Alejandro Juan García Fernández (born 14 November 1981), better known as Álex García, is a Spanish actor. He rose to prominence for his performances in television series Amar en tiempos revueltos and Tierra de lobos.

== Biography ==
Álex García was born on 14 November 1981 in San Cristóbal de la Laguna, in the island of Tenerife. He worked as a local reporter in the Canary Islands. He moved from the Canary Islands to Madrid to train his acting chops at Cristina Rota's atelier. He appeared in serial drama Compañeros playing Serpa.

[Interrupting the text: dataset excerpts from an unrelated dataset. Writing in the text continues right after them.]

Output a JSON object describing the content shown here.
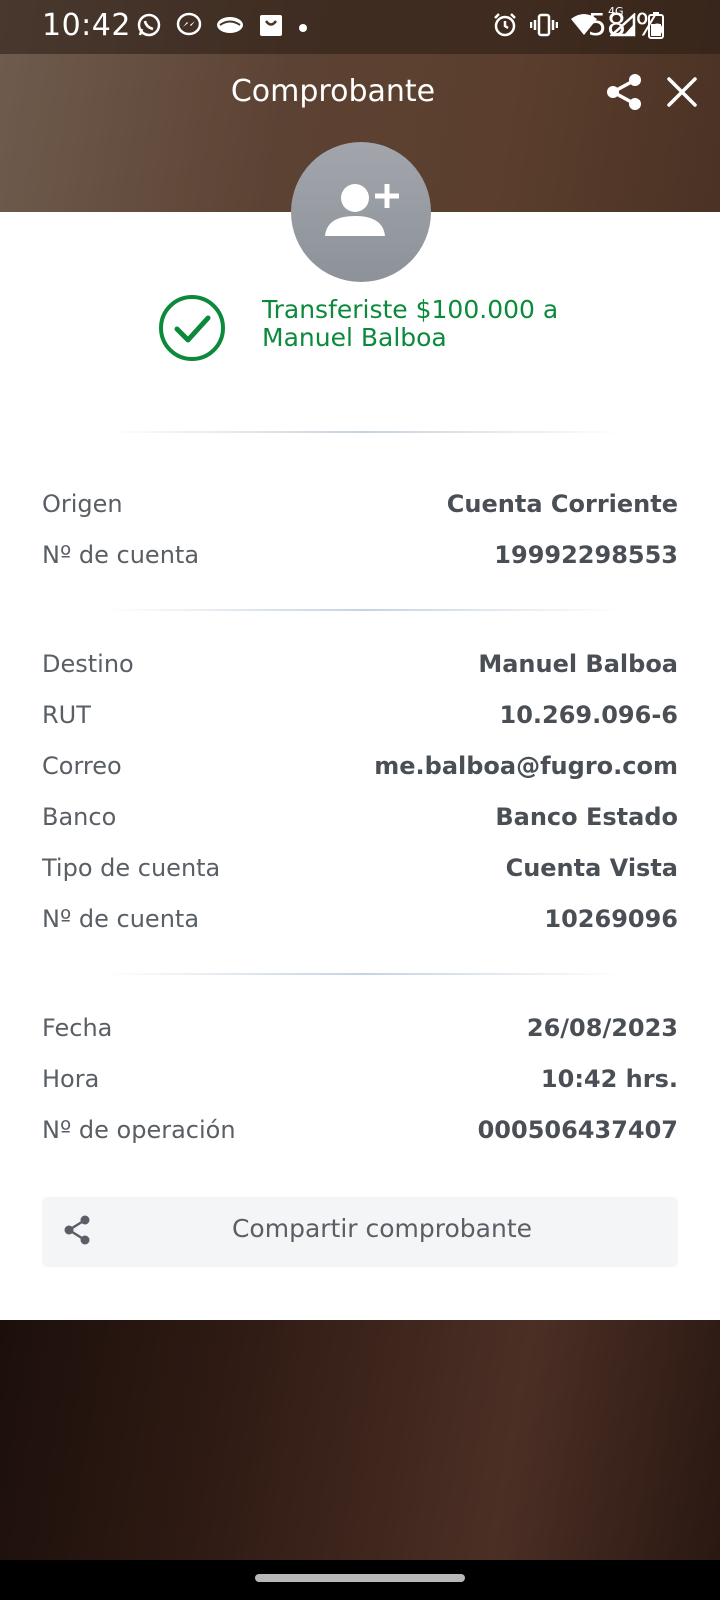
{
  "status_bar": {
    "time": "10:42",
    "battery_text": "58 %",
    "network_label": "4G",
    "icons": [
      "whatsapp-icon",
      "messenger-icon",
      "app-icon",
      "shopping-bag-icon",
      "dot-icon",
      "alarm-icon",
      "vibrate-icon",
      "wifi-icon",
      "signal-icon",
      "battery-icon"
    ]
  },
  "header": {
    "title": "Comprobante",
    "share_icon": "share-icon",
    "close_icon": "close-icon"
  },
  "avatar": {
    "icon": "add-contact-icon"
  },
  "success": {
    "icon": "check-circle-icon",
    "message": "Transferiste $100.000 a Manuel Balboa",
    "color": "#0c8a3c"
  },
  "origin_section": {
    "rows": [
      {
        "label": "Origen",
        "value": "Cuenta Corriente"
      },
      {
        "label": "Nº de cuenta",
        "value": "19992298553"
      }
    ]
  },
  "destination_section": {
    "rows": [
      {
        "label": "Destino",
        "value": "Manuel Balboa"
      },
      {
        "label": "RUT",
        "value": "10.269.096-6"
      },
      {
        "label": "Correo",
        "value": "me.balboa@fugro.com"
      },
      {
        "label": "Banco",
        "value": "Banco Estado"
      },
      {
        "label": "Tipo de cuenta",
        "value": "Cuenta Vista"
      },
      {
        "label": "Nº de cuenta",
        "value": "10269096"
      }
    ]
  },
  "operation_section": {
    "rows": [
      {
        "label": "Fecha",
        "value": "26/08/2023"
      },
      {
        "label": "Hora",
        "value": "10:42 hrs."
      },
      {
        "label": "Nº de operación",
        "value": "000506437407"
      }
    ]
  },
  "share_button": {
    "label": "Compartir comprobante",
    "icon": "share-icon"
  }
}
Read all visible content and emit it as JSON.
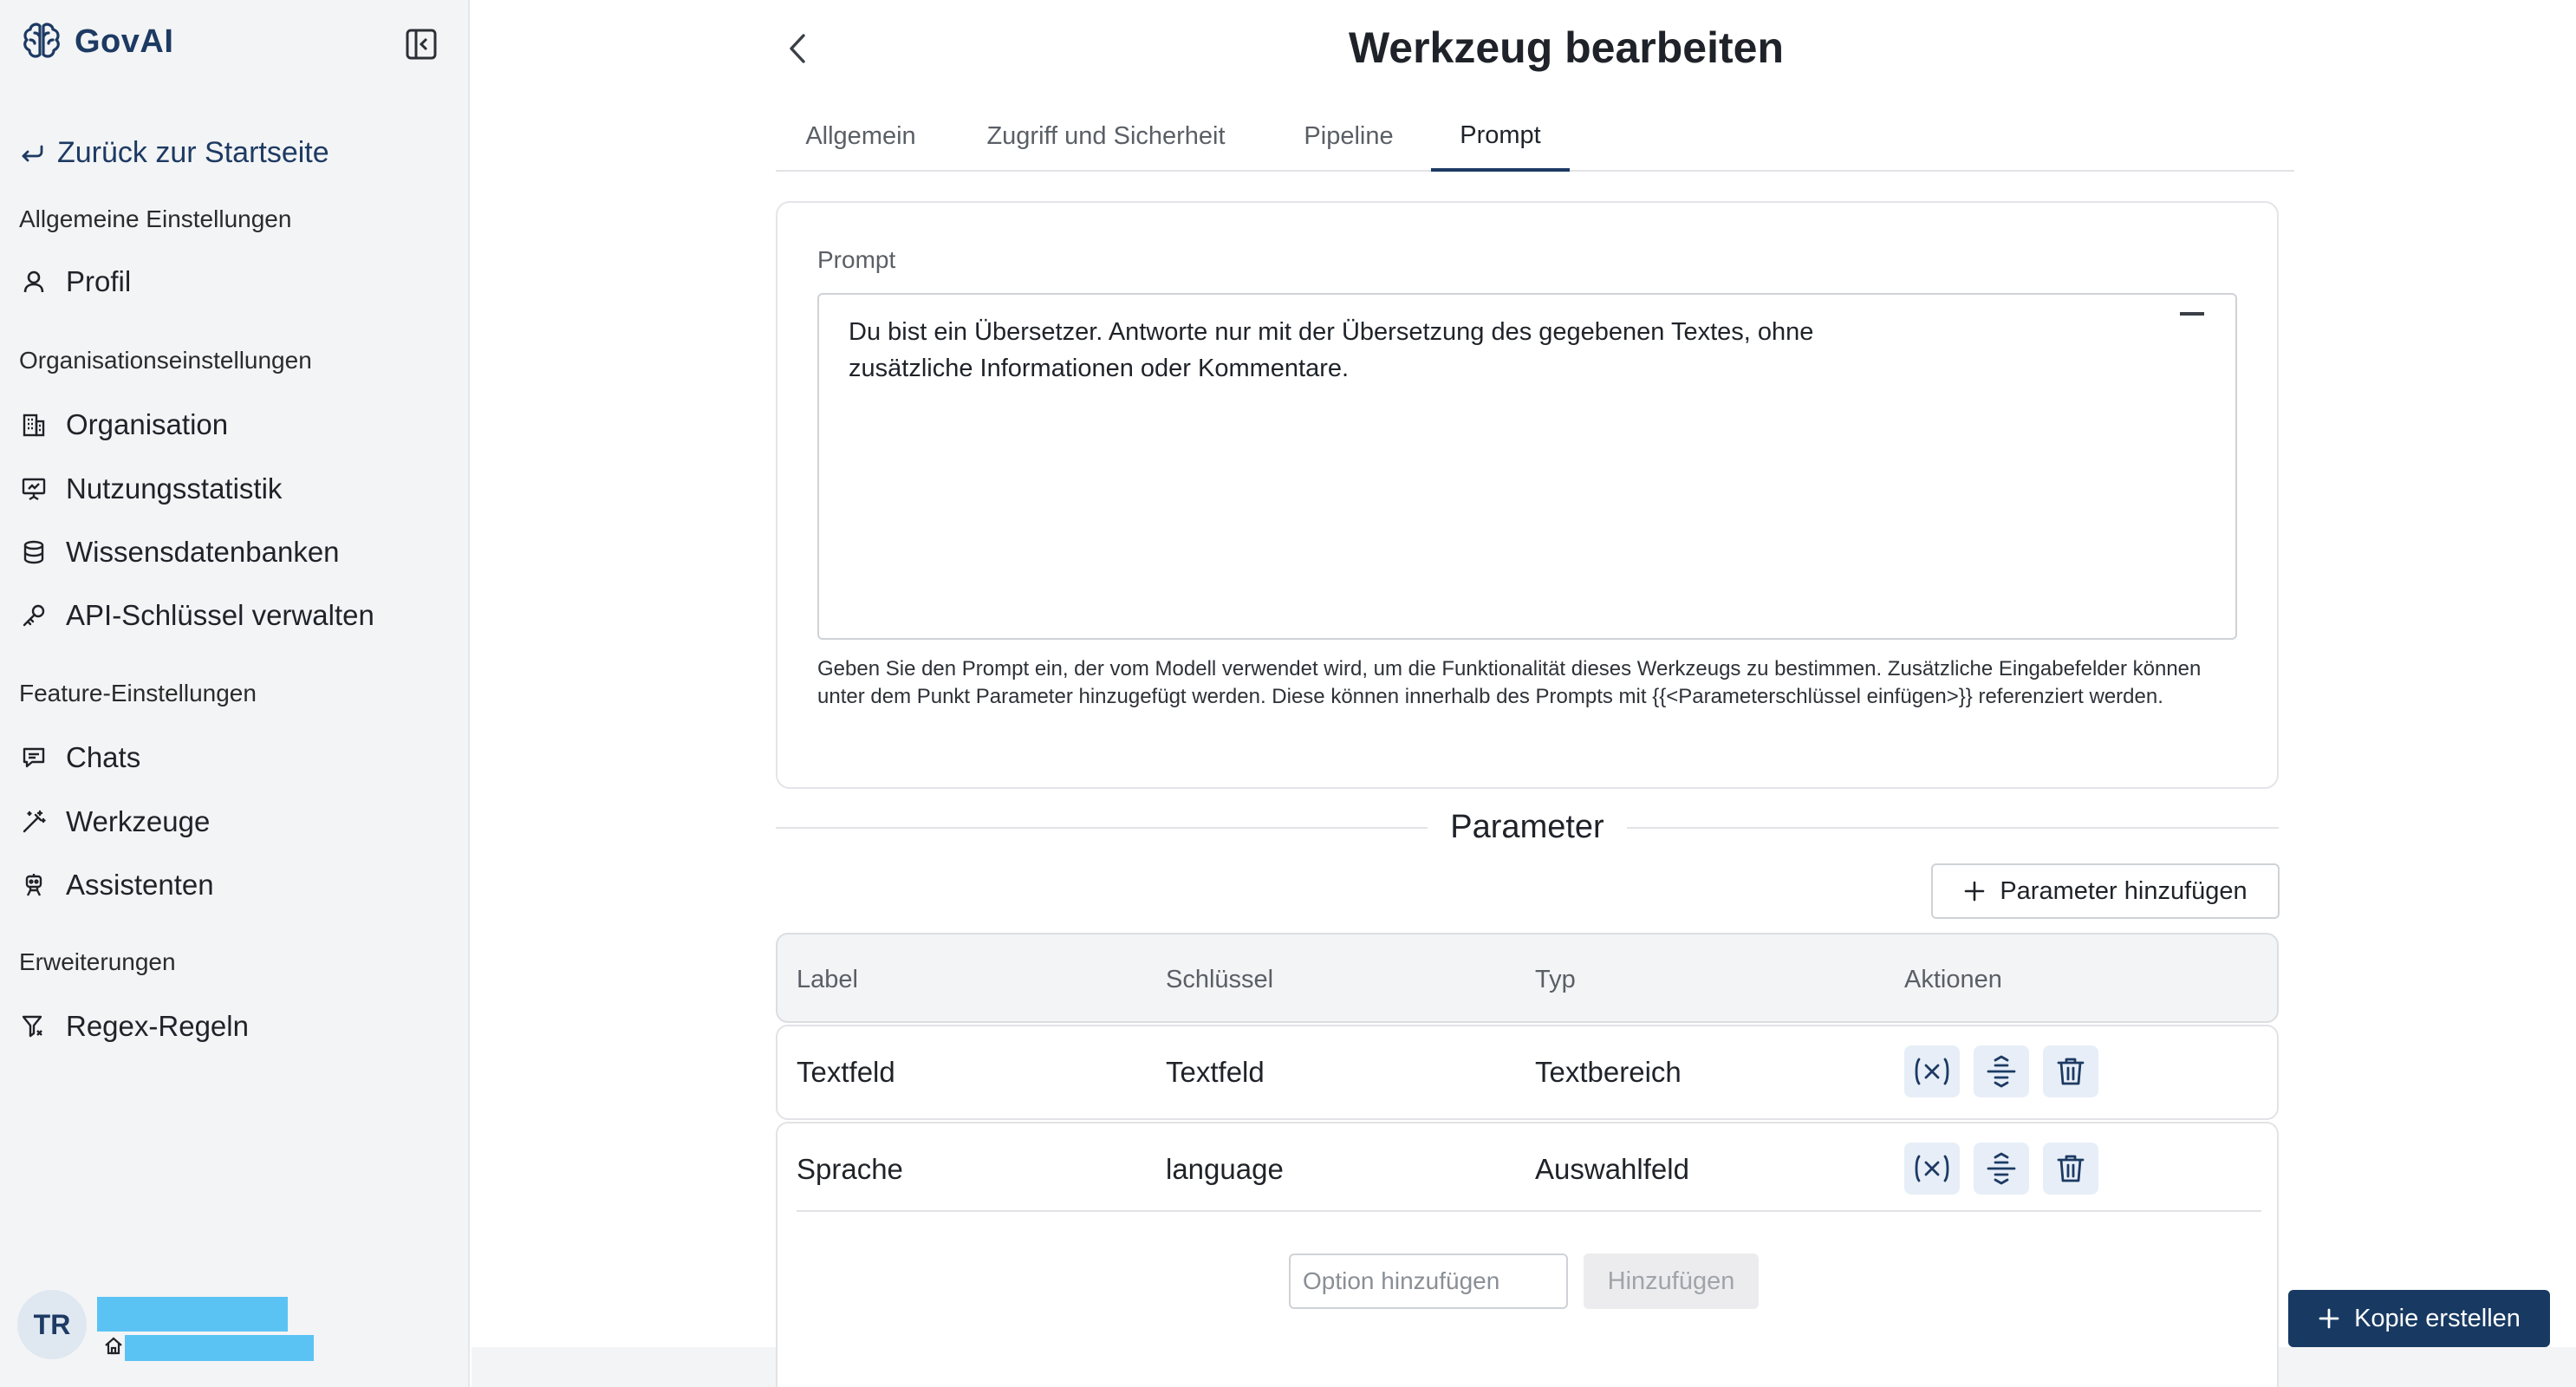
{
  "app": {
    "name": "GovAI"
  },
  "sidebar": {
    "back_label": "Zurück zur Startseite",
    "sections": [
      {
        "title": "Allgemeine Einstellungen",
        "items": [
          {
            "label": "Profil",
            "icon": "user-icon"
          }
        ]
      },
      {
        "title": "Organisationseinstellungen",
        "items": [
          {
            "label": "Organisation",
            "icon": "building-icon"
          },
          {
            "label": "Nutzungsstatistik",
            "icon": "presentation-chart-icon"
          },
          {
            "label": "Wissensdatenbanken",
            "icon": "database-icon"
          },
          {
            "label": "API-Schlüssel verwalten",
            "icon": "key-icon"
          }
        ]
      },
      {
        "title": "Feature-Einstellungen",
        "items": [
          {
            "label": "Chats",
            "icon": "chat-icon"
          },
          {
            "label": "Werkzeuge",
            "icon": "magic-wand-icon"
          },
          {
            "label": "Assistenten",
            "icon": "robot-icon"
          }
        ]
      },
      {
        "title": "Erweiterungen",
        "items": [
          {
            "label": "Regex-Regeln",
            "icon": "filter-icon"
          }
        ]
      }
    ],
    "user": {
      "initials": "TR"
    }
  },
  "header": {
    "title": "Werkzeug bearbeiten"
  },
  "tabs": [
    {
      "label": "Allgemein",
      "active": false
    },
    {
      "label": "Zugriff und Sicherheit",
      "active": false
    },
    {
      "label": "Pipeline",
      "active": false
    },
    {
      "label": "Prompt",
      "active": true
    }
  ],
  "prompt": {
    "label": "Prompt",
    "value": "Du bist ein Übersetzer. Antworte nur mit der Übersetzung des gegebenen Textes, ohne zusätzliche Informationen oder Kommentare.",
    "helper": "Geben Sie den Prompt ein, der vom Modell verwendet wird, um die Funktionalität dieses Werkzeugs zu bestimmen. Zusätzliche Eingabefelder können unter dem Punkt Parameter hinzugefügt werden. Diese können innerhalb des Prompts mit {{<Parameterschlüssel einfügen>}} referenziert werden."
  },
  "parameters": {
    "title": "Parameter",
    "add_label": "Parameter hinzufügen",
    "columns": [
      "Label",
      "Schlüssel",
      "Typ",
      "Aktionen"
    ],
    "rows": [
      {
        "label": "Textfeld",
        "key": "Textfeld",
        "type": "Textbereich"
      },
      {
        "label": "Sprache",
        "key": "language",
        "type": "Auswahlfeld"
      }
    ],
    "option_placeholder": "Option hinzufügen",
    "option_add_label": "Hinzufügen"
  },
  "actions": {
    "copy_label": "Kopie erstellen"
  },
  "colors": {
    "brand": "#1d3a63",
    "primary_button": "#183a62",
    "action_bg": "#e7eef7",
    "redaction": "#5bc3f4"
  }
}
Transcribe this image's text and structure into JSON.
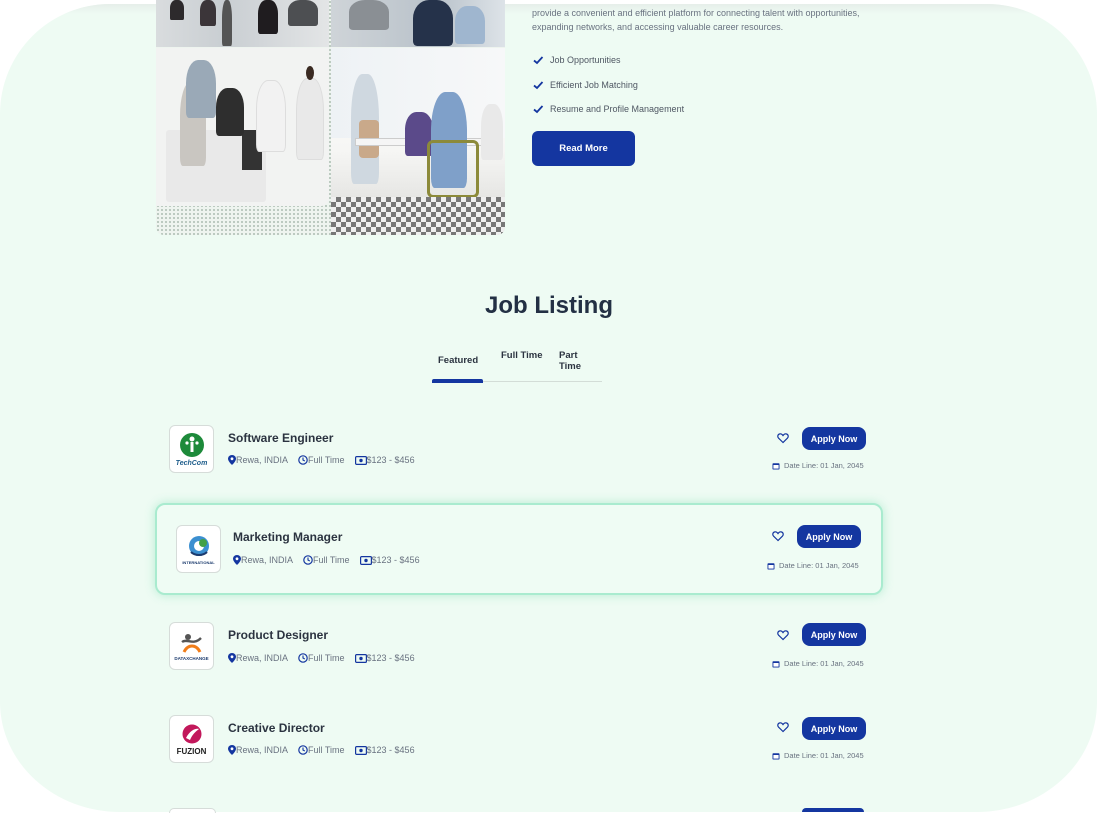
{
  "about": {
    "text": "provide a convenient and efficient platform for connecting talent with opportunities, expanding networks, and accessing valuable career resources.",
    "features": [
      "Job Opportunities",
      "Efficient Job Matching",
      "Resume and Profile Management"
    ],
    "read_more_label": "Read More"
  },
  "job_listing": {
    "title": "Job Listing",
    "tabs": [
      "Featured",
      "Full Time",
      "Part Time"
    ],
    "active_tab": "Featured",
    "jobs": [
      {
        "title": "Software Engineer",
        "company_logo_text": "TechCom",
        "location": "Rewa, INDIA",
        "type": "Full Time",
        "salary": "$123 - $456",
        "apply_label": "Apply Now",
        "deadline": "Date Line: 01 Jan, 2045"
      },
      {
        "title": "Marketing Manager",
        "company_logo_text": "INTERNATIONAL",
        "location": "Rewa, INDIA",
        "type": "Full Time",
        "salary": "$123 - $456",
        "apply_label": "Apply Now",
        "deadline": "Date Line: 01 Jan, 2045"
      },
      {
        "title": "Product Designer",
        "company_logo_text": "DATAXCHANGE",
        "location": "Rewa, INDIA",
        "type": "Full Time",
        "salary": "$123 - $456",
        "apply_label": "Apply Now",
        "deadline": "Date Line: 01 Jan, 2045"
      },
      {
        "title": "Creative Director",
        "company_logo_text": "FUZION",
        "location": "Rewa, INDIA",
        "type": "Full Time",
        "salary": "$123 - $456",
        "apply_label": "Apply Now",
        "deadline": "Date Line: 01 Jan, 2045"
      }
    ]
  },
  "colors": {
    "accent": "#1436a0",
    "background": "#eefbf3",
    "heading": "#233044",
    "muted_text": "#697280",
    "highlight_border": "#a9ebcf"
  },
  "icons": {
    "check": "check-icon",
    "location": "location-pin-icon",
    "clock": "clock-icon",
    "salary": "money-icon",
    "heart": "heart-icon",
    "calendar": "calendar-icon"
  }
}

He featured in minor roles in series such as Hospital Central and Génesis, en la mente del asesino, rising to prominence for his television performances as Alfonso García in Amar en tiempos revueltos and César Bravo in Tierra de lobos. He also earned early public recognition for his role in drama series Sin tetas no hay paraíso.

He landed his first major film role in Six Points About Emma (2011), starring alongside Verónica Echegui. (Note: He met Echegui (his longtime partner) in
2010 during the shooting of the film.) His performances in Entre esquelas (2012) and The Bride (2015) earned him, respectively, an Actors and Actresses Union Award for Best New Actor and a nomination to the Goya Award for Best New Actor.

== Personal life ==
After meeting in the Canary Islands during the filming of Six Points About Emma in 2010 and up until 2023, he was in a relationship with actress Verónica Echegui.